27th March 2017

West Side Story

Mr Jeffrey

West Side Story

It has been more than a year since we decided to tackle West Side Story, with Dance teacher, Mr Selby, having called for this choice for even longer! Whilst we were still in rehearsals for the bloodthirsty ‘Macbeth’, we were mailing and phoning to New York at the start of a journey to produce, what I believe is, the greatest musical ever written. 

Behind the scenes there has already been a buzz of work as the Finance, Admin and Communications departments have hustled and bustled to make the audience’s experience as well organised and entertaining as possible, even before the last one was finished! 

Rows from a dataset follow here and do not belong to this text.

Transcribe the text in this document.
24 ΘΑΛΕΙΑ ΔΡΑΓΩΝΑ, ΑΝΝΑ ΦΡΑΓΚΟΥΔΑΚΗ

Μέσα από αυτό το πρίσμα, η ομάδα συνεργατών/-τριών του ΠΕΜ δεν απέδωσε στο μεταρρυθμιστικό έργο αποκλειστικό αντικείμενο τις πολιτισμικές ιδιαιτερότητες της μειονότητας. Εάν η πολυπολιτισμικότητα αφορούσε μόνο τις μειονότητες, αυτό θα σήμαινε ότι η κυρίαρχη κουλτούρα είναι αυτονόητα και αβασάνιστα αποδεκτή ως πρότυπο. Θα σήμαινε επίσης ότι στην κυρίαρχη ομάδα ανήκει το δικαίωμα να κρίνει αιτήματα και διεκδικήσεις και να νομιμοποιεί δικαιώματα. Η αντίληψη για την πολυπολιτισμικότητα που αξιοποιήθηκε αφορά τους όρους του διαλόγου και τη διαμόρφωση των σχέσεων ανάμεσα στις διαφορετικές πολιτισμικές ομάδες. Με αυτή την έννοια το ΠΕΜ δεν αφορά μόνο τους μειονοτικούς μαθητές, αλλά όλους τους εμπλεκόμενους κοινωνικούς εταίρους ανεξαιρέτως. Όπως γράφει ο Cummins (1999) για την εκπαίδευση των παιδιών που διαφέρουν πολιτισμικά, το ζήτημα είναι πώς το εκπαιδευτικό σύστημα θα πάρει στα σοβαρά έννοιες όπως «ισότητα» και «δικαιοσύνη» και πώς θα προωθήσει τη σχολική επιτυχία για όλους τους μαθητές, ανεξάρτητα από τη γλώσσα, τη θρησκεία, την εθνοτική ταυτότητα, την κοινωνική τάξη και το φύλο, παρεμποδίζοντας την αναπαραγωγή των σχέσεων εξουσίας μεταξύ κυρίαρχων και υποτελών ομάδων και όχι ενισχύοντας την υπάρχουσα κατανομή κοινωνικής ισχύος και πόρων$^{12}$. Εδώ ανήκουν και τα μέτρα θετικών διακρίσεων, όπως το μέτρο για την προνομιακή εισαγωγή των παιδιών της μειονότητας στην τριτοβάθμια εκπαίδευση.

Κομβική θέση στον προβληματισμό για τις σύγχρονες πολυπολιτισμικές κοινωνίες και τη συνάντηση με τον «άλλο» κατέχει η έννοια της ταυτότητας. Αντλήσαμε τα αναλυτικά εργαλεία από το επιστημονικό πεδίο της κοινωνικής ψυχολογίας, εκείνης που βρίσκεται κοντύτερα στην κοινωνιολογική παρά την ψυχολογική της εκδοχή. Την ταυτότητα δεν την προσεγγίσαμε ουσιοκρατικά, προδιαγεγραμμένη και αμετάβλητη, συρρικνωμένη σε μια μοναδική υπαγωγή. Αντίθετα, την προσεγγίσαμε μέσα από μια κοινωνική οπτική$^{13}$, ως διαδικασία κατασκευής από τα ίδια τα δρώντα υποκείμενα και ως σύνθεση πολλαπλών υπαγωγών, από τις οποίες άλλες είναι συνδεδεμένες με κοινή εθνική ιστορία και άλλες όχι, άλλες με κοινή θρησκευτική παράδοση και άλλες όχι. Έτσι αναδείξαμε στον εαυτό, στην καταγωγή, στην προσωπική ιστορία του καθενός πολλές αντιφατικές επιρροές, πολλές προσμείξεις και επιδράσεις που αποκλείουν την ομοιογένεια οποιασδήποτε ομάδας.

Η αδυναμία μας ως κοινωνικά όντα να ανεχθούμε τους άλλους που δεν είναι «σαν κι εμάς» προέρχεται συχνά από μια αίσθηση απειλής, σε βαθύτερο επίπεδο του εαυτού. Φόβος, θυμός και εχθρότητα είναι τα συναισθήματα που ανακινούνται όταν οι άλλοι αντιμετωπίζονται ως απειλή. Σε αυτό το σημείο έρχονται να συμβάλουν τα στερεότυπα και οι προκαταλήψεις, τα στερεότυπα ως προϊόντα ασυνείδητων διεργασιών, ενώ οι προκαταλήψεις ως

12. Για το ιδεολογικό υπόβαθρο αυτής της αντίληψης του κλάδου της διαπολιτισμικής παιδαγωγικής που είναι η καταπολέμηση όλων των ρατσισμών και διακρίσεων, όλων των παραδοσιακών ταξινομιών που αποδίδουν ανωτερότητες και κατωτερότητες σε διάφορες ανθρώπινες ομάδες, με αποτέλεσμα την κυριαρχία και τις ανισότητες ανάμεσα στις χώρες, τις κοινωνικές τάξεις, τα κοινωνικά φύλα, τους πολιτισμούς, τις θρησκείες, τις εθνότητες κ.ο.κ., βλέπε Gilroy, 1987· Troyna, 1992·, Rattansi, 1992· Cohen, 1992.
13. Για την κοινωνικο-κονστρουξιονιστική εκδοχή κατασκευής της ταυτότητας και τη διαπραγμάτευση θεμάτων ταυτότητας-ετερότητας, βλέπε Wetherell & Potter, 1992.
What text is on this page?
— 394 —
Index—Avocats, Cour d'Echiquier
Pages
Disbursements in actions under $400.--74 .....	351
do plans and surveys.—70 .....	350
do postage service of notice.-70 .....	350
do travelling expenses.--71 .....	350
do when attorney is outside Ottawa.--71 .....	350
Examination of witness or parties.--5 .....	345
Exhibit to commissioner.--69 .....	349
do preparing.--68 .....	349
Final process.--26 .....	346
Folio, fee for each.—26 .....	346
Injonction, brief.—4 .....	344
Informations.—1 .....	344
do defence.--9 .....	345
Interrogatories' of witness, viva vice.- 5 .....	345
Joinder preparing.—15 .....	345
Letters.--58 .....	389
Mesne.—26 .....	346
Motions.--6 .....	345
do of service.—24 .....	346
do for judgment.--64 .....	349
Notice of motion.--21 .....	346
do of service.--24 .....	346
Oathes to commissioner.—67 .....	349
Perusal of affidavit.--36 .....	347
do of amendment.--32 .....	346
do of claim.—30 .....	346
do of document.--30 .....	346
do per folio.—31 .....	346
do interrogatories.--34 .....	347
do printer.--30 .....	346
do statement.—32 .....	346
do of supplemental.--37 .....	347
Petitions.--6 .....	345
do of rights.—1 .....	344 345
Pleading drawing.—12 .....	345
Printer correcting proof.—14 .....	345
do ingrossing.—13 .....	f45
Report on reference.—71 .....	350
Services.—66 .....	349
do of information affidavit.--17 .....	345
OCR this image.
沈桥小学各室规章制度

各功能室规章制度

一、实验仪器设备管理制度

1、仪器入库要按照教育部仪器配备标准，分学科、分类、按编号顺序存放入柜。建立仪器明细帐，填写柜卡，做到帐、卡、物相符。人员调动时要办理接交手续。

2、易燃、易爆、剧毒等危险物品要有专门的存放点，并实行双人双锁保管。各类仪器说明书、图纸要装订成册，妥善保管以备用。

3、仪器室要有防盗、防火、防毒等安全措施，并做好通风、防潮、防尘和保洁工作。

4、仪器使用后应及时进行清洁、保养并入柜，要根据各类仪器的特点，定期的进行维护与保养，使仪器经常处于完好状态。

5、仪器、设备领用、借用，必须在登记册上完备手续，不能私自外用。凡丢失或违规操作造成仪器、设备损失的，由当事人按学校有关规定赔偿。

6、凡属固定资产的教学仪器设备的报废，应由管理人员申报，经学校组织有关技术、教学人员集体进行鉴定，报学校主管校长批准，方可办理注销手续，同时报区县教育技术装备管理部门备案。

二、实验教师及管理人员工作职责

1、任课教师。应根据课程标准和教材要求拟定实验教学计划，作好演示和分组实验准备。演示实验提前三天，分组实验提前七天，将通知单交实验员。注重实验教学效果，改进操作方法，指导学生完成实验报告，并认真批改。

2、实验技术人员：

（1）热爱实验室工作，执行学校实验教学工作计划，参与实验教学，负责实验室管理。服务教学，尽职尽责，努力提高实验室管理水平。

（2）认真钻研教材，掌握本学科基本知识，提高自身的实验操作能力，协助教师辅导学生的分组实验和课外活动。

We began by seeking to purchase the rights to produce West Side Story and arrange the hire of scripts and scores. Despite being a school production, the writers and original producers of the show still get their fair share of the profits and bill for permission to use their work. Some may feel this fee is unfair, but this is the way that creative workers get their cut of the spoils of their labour. 

The budgeting of the show is a time to argue for big ideas, compromise when those dreams aim too high and to have the annual debate about ticket prices. Costs involved include hire and purchase of seating, lighting, sound equipment, costume, props, set and materials for added scenery. The bills are high but so is the quality of the shows we produce and this year we were thrilled to receive sponsorship from Morfitt Smith Estate Agents to help us cover the costs of some of the big ticket items.

We always want our shows to look and sound as professional as possible and for our performers and technicians to experience a professional atmosphere in the rehearsal room and in the performance space. Performing Arts Technician, Chris Hanlon, coordinates a brilliant network of students and staff, who meet weekly throughout the year to support all of our performance work. As our talented performers sweat through rehearsals, there is always a ‘techie’ or two making notes in the corner of the room. 

The audience may not notice the work of dozens of people in the preparation of the play, but they would certainly notice if the work had not been put in. It is a privilege to be part of the High Storrs artistic community.